Machine → VPN → Proxy → Target Website (HTTPS)

// core/browser.js
import puppeteer from "puppeteer-extra";
import StealthPlugin from "puppeteer-extra-plugin-stealth";
import { getProxy, logCurrentIp } from "../helpers/proxy-manager.js";

puppeteer.use(StealthPlugin());

export default async function launchBrowser() {
  const proxy = getProxy();
  console.log(`Launching browser with proxy: ${proxy.host}:${proxy.port}`);

  const browser = await puppeteer.launch({
    headless: true,
    args: [
      "--no-sandbox",
      "--disable-setuid-sandbox",
      `--proxy-server=http=${proxy.host}:${proxy.port}`,
    ],
  });

  // Create a page just to authenticate, then close it
  const page = await browser.newPage();
  await page.authenticate({
    username: proxy.username,
    password: proxy.password,
  });
  await logCurrentIp(proxy);
  await page.close();

  return browser;
}

Captcha Solvers

Okay, now we stumble upon a real problem, Captchas, some websites integrate captchas when suspecting you might be a bot, the real solution is to first never trigger this suspicion by having a great list of residential proxy for instance, but whatever happens happens.

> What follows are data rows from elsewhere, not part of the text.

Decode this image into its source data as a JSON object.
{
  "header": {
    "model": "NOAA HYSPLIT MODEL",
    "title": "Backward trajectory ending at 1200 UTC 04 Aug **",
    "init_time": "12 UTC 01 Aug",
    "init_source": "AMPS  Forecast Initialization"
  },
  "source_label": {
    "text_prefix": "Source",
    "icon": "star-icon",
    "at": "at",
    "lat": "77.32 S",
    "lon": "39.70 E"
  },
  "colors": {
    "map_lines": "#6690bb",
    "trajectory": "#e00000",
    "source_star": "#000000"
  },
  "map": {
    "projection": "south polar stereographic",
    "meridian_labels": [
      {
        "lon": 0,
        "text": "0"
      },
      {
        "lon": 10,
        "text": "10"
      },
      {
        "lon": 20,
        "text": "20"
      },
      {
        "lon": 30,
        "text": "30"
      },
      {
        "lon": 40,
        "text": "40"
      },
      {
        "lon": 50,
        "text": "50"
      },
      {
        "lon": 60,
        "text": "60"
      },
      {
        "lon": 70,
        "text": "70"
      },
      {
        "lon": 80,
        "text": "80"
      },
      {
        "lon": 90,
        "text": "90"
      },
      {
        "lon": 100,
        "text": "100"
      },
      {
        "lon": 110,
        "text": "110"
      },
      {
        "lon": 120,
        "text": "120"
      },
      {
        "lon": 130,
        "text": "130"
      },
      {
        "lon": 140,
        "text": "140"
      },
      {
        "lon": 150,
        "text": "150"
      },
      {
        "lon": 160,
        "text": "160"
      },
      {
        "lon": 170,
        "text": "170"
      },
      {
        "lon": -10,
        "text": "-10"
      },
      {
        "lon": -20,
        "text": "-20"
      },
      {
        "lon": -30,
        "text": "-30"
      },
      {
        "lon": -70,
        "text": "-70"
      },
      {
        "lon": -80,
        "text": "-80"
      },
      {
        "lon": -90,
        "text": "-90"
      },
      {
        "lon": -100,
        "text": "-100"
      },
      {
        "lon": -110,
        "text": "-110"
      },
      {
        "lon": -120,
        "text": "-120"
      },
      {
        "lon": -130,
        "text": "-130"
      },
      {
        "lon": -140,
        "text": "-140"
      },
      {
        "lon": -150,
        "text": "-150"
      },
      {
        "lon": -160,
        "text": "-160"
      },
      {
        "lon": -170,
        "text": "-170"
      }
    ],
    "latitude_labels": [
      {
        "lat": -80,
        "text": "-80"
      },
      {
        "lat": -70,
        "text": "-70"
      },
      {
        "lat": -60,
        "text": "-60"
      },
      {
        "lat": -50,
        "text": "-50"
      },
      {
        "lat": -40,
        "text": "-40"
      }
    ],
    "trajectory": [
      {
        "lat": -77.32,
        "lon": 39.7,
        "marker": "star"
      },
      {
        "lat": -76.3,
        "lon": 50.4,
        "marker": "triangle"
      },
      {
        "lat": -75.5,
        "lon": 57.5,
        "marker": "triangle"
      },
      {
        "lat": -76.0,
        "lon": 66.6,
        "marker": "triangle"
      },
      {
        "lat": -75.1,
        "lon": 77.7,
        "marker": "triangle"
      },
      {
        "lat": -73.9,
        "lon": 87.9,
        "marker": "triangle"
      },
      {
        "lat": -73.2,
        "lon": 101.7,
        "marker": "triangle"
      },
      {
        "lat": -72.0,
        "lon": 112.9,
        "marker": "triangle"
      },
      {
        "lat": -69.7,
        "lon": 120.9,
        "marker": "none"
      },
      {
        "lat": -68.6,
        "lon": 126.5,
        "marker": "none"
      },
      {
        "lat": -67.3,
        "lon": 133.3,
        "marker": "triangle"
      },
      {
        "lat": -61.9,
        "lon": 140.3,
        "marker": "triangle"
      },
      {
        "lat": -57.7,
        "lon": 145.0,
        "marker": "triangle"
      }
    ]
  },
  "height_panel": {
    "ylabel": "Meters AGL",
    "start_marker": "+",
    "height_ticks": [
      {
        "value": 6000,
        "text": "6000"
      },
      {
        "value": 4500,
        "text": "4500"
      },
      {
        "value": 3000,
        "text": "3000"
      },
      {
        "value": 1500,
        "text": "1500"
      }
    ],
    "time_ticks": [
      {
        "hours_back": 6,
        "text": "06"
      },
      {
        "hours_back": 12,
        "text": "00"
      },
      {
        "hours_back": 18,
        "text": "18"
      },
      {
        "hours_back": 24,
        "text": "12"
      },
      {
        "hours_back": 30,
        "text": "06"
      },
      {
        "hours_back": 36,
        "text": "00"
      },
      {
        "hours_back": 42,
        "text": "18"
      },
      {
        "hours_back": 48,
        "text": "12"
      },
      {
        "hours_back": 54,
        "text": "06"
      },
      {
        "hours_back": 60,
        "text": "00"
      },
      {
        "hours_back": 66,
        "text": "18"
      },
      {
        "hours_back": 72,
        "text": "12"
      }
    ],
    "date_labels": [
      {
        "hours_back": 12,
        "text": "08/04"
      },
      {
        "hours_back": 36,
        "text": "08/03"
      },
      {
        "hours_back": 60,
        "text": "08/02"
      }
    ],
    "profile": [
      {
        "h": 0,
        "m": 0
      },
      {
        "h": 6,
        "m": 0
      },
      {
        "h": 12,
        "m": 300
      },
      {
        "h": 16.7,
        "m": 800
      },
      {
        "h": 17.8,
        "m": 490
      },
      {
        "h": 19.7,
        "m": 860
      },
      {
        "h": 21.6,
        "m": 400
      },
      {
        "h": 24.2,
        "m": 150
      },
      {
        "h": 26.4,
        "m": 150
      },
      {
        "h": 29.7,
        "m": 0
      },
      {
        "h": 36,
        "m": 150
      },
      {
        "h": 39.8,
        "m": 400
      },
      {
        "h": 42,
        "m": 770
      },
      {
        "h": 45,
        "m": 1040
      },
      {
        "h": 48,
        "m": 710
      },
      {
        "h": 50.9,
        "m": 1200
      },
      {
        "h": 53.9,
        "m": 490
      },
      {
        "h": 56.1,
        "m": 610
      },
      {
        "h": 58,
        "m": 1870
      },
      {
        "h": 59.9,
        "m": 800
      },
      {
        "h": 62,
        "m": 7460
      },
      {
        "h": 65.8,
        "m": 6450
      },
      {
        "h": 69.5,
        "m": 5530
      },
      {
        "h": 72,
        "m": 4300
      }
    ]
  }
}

You have a grand total of three options when coming face to face with a captcha :

  • Give up (sometimes the data is not worth the hassle)
  • Use a Captcha solver provider that employs real people to solve them for you (highly effective)
  • Use AI to try and solve them (better than nothing)

In this article i will not demonstrate how to create a captcha solver that would be the point of THIS ARTICLE neither will i show you how to integrate an API captcha solver because first and foremost the README.md of the https://www.npmjs.com/package/@2captcha/captcha-solver is enough to guide you, but also because depending on your country, trying to get around captchas might be a criminal offense.

BONUS : Queuing tabs

What better than scrapping using a headless browser ?

Using multiple tabs in said browser, right now if you just followed along all your scrapper will know how to do is launch a single chrome tab, but lets say you want for each product of a list, the details of said product, it would be a hassle to only use one tab for all thoses concurrent tasks..

But be carfeul scraping too much pages at once can easily crash your browser or get you rate-limited. The trick? Use a task queue to limit how many tabs open at the same time.

Here’s a quick setup to do just that using p-queue

Then in your scraper:

import PQueue from "p-queue";
import puppeteer from "puppeteer-extra";

const queue = new PQueue({ concurrency: 3 }); // 3 tabs max
const browser = await puppeteer.launch({ headless: true });
const urls = [
  "https://example.com/1",
  "https://example.com/2",
  "https://example.com/3",
];

for (const url of urls) {
  queue.add(async () => {
    const page = await browser.newPage();
    await page.goto(url, { waitUntil: "domcontentloaded" });
    console.log("✅ Scraped:", url);
    await page.close();
  });
}

await queue.onIdle();
await browser.close();
  • Each task opens a tab, does its scraping, and closes it.
  • PQueue ensures only 3 run in parallel — smooth, stable, and less detectable.
  • AND you can scale safely by adjusting the concurrency value depending on your machine and target website.